Like everyone else who watched Apple’s WWDC yesterday, I wouldn’t mind getting my hands on one of those brand new MacBook Pros with a Retina Display. Of course, since it’s starting at $2,200, I’ll have to wait to make that jump, and I’m going to take a leap of faith and guess I’m not alone in that. While we wait, it’s worth looking at what makes this new release so special.
The new MacBook Pro model sports high-end specs and is almost as thin as a MacBook Air, but most importantly, it has its own “Retina Display.” Yes, that term is imperfect, but what matters most is that, with this release, super high resolution displays have arrived on laptops.
Now, it’s only a matter of time before competitors start trying to offer the same benefits of a high resolution screen (easier reading, stunning videos and games, etc), and this means that every software developer on the planet will soon have to start preparing for sharper graphics in order to keep up. Apple has effectively ushered in a new era of high resolution displays.
Native apps, however, aren’t really going to struggle much with this. The Web? That’s an entirely different story.
Pinterest’s logo still looks awful on the new iPad, and soon the new MacBook Pro
Plagued with bandwidth constraints and corner-cutting solutions, the Internet is about to get a whole lot uglier for anyone using the new MacBook Pro, because, just like the latest iPad, every single pixel that normally hides behind your sub-par display will soon be standing right in front of you stark naked.
The Web, as most of our readers will know, is still highly image-based and will stay that way until some magical vector camera hits the market. Surely, we’ve come a long way from entirely image slice-based HTML <table> layouts, but we still live in a world where graphics that could be well suited as scalable vectors wont cross over any time soon.
Blurry banners from GQ, on the new iPad’s retina display
In short, buttons, logos and anything affected by Photoshop’s “Save for the Web” settings, will look blurry or pixelated — even to untrained eyes. Apple knows that isn’t enough of a problem to discourage anyone from actually buying a high resolution display, but the Web definitely needs to prepare.
Here’s what will have to change:
- Bandwidth: Higher quality photos, graphics and videos will put more pressure on ISPs to raise bandwidth limits and increase speeds.
- Vectors: Scalable graphics work just like text, and are already needed for true design flexibility among different types of devices. Now it will be even more important for sites that want to support varied screen resolutions. You can learn more about using SVG in Web design here.
- Renovations: Web designers will have to go back and re-save their assets to be retina-friendly, if they haven’t already for the iPad. Soon we can completely kiss 72 dpi goodby.
- Typography: Web type will need to continue evolving as text presentation becomes more important. This also means larger websites. Hopefully this means the emergence of a new standards to keep type foundries happy.
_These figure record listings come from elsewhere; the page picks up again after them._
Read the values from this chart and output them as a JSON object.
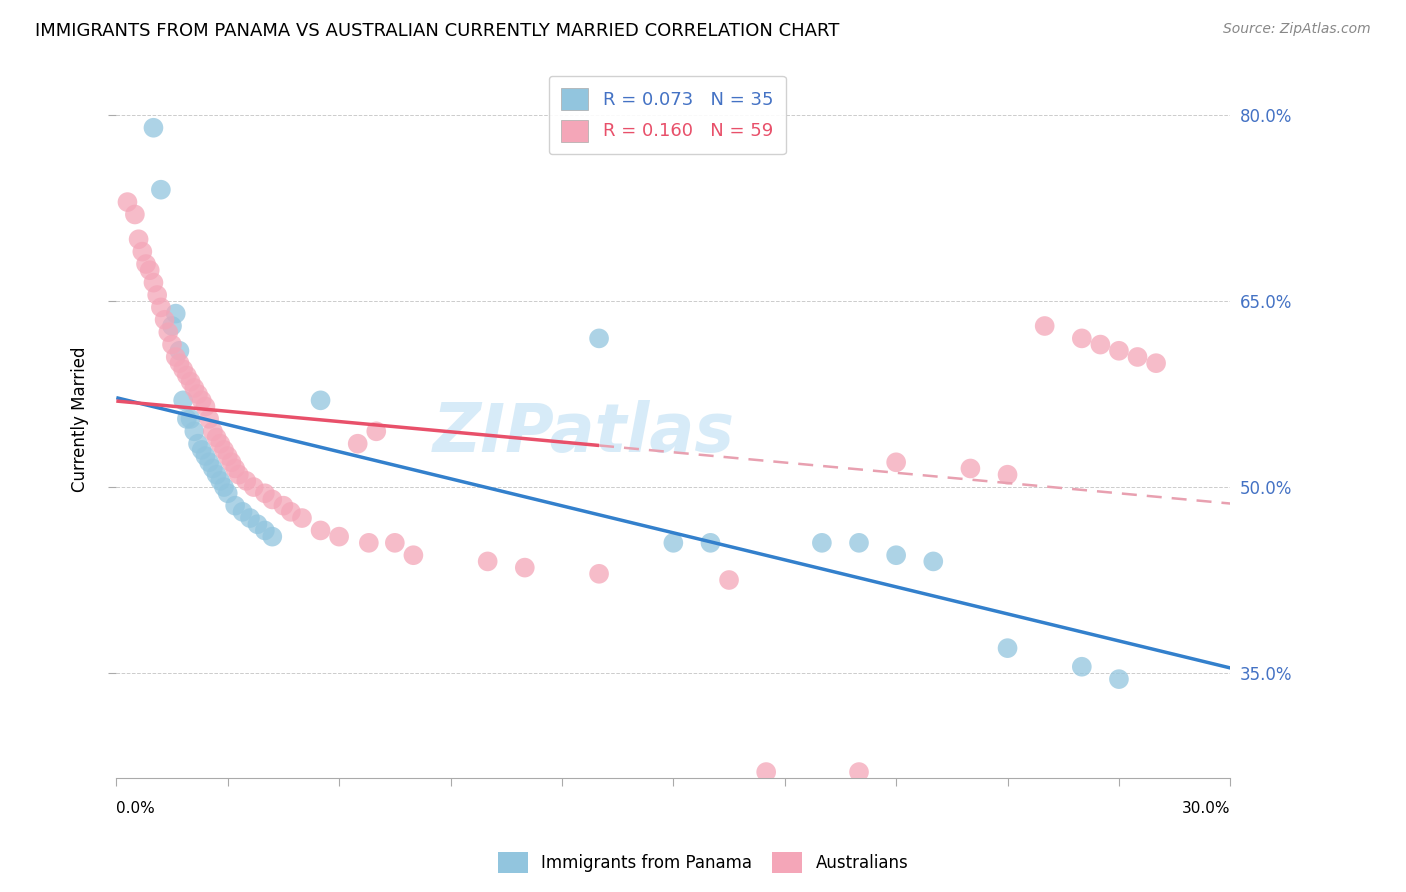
{
  "title": "IMMIGRANTS FROM PANAMA VS AUSTRALIAN CURRENTLY MARRIED CORRELATION CHART",
  "source": "Source: ZipAtlas.com",
  "ylabel": "Currently Married",
  "y_ticks": [
    0.35,
    0.5,
    0.65,
    0.8
  ],
  "y_tick_labels": [
    "35.0%",
    "50.0%",
    "65.0%",
    "80.0%"
  ],
  "x_range": [
    0.0,
    0.3
  ],
  "y_range": [
    0.265,
    0.845
  ],
  "blue_color": "#92c5de",
  "pink_color": "#f4a6b8",
  "blue_line_color": "#3380cc",
  "pink_line_color": "#e8506a",
  "pink_dashed_color": "#e8a0b0",
  "watermark": "ZIPatlas",
  "blue_x": [
    0.01,
    0.012,
    0.015,
    0.016,
    0.017,
    0.018,
    0.019,
    0.02,
    0.021,
    0.022,
    0.023,
    0.024,
    0.025,
    0.026,
    0.027,
    0.028,
    0.029,
    0.03,
    0.032,
    0.034,
    0.036,
    0.038,
    0.04,
    0.042,
    0.055,
    0.13,
    0.15,
    0.16,
    0.19,
    0.2,
    0.21,
    0.22,
    0.24,
    0.26,
    0.27
  ],
  "blue_y": [
    0.79,
    0.74,
    0.63,
    0.64,
    0.61,
    0.57,
    0.555,
    0.555,
    0.545,
    0.535,
    0.53,
    0.525,
    0.52,
    0.515,
    0.51,
    0.505,
    0.5,
    0.495,
    0.485,
    0.48,
    0.475,
    0.47,
    0.465,
    0.46,
    0.57,
    0.62,
    0.455,
    0.455,
    0.455,
    0.455,
    0.445,
    0.44,
    0.37,
    0.355,
    0.345
  ],
  "pink_x": [
    0.003,
    0.005,
    0.006,
    0.007,
    0.008,
    0.009,
    0.01,
    0.011,
    0.012,
    0.013,
    0.014,
    0.015,
    0.016,
    0.017,
    0.018,
    0.019,
    0.02,
    0.021,
    0.022,
    0.023,
    0.024,
    0.025,
    0.026,
    0.027,
    0.028,
    0.029,
    0.03,
    0.031,
    0.032,
    0.033,
    0.035,
    0.037,
    0.04,
    0.042,
    0.045,
    0.047,
    0.05,
    0.055,
    0.06,
    0.065,
    0.068,
    0.07,
    0.075,
    0.08,
    0.1,
    0.11,
    0.13,
    0.165,
    0.175,
    0.2,
    0.21,
    0.23,
    0.24,
    0.25,
    0.26,
    0.265,
    0.27,
    0.275,
    0.28
  ],
  "pink_y": [
    0.73,
    0.72,
    0.7,
    0.69,
    0.68,
    0.675,
    0.665,
    0.655,
    0.645,
    0.635,
    0.625,
    0.615,
    0.605,
    0.6,
    0.595,
    0.59,
    0.585,
    0.58,
    0.575,
    0.57,
    0.565,
    0.555,
    0.545,
    0.54,
    0.535,
    0.53,
    0.525,
    0.52,
    0.515,
    0.51,
    0.505,
    0.5,
    0.495,
    0.49,
    0.485,
    0.48,
    0.475,
    0.465,
    0.46,
    0.535,
    0.455,
    0.545,
    0.455,
    0.445,
    0.44,
    0.435,
    0.43,
    0.425,
    0.27,
    0.27,
    0.52,
    0.515,
    0.51,
    0.63,
    0.62,
    0.615,
    0.61,
    0.605,
    0.6
  ]
}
Good thing is, we’re on the cusp of a more beautiful Web in many ways, and bumping up the resolution of the entire Internet makes perfect sense. Displays were always going to improve, and now that Apple has nudged the industry forward, it wont be long before every laptop, tablet and phone gets a spec bump. No matter what, Web designers, developers and ISPs must keep these changes in mind to avoid unfortunate surprises in the future.